修正例:「豊富な臨床経験を持つ鍼灸師が……」
適応症や具体的な症状名の記載
NG:「腰痛や肩こり、生活習慣病を治療します!」
看板やチラシなどに治療対象の症状や適応症の名称を記載している治療院も多くありますが、実はこれもNGなんです。
修正例:「日々の生活での辛い症状や体の痛みなど、さまざまなお悩みについてご相談ください!」
具体的な施術内容の説明や写真での紹介
NG:「腰痛に対しては○○という器具を使い、腰椎に直接働きかけることで背骨の歪みを取り除きます」
といったような、具体的な施術内容を説明するのも規制の対象となります。
また、器具を使っている様子などの施術内容がはっきりとわかる写真を掲載するのもNGとなります。

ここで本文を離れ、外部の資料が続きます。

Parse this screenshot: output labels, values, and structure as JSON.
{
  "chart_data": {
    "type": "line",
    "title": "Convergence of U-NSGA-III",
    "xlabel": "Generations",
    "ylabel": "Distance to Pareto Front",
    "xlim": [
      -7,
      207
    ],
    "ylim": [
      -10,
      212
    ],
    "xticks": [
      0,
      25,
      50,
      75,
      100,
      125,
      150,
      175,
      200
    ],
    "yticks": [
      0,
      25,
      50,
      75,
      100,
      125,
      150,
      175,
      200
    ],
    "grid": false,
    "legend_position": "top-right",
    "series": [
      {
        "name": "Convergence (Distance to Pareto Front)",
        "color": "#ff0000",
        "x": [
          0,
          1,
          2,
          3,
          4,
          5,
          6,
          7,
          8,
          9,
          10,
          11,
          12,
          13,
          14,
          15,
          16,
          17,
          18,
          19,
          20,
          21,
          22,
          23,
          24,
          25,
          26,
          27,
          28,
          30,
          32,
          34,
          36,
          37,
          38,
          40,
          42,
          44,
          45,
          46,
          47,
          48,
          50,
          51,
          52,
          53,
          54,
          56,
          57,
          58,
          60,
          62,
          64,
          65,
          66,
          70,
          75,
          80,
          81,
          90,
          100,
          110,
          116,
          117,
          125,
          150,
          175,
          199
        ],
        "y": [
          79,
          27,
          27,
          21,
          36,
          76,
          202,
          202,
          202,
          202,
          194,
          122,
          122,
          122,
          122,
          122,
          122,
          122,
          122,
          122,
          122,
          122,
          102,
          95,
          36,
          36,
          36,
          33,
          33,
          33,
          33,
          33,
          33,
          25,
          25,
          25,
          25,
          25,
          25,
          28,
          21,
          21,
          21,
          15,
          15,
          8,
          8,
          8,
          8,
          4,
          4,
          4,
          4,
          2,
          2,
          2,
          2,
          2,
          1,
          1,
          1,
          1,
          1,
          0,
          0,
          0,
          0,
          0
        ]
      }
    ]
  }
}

修正例:「さまざまな手法によって体の歪みを改善し、不調を取り除きます」
こうして見ていくと、実は広告で表現できる内容はとっても少ないんです。
しっかり法律を守って、チラシやWEB広告ではまず院の名前や存在を知ってもらい、その後にホームページや手渡しのパンフレットなどで詳しい紹介をするようにしましょう!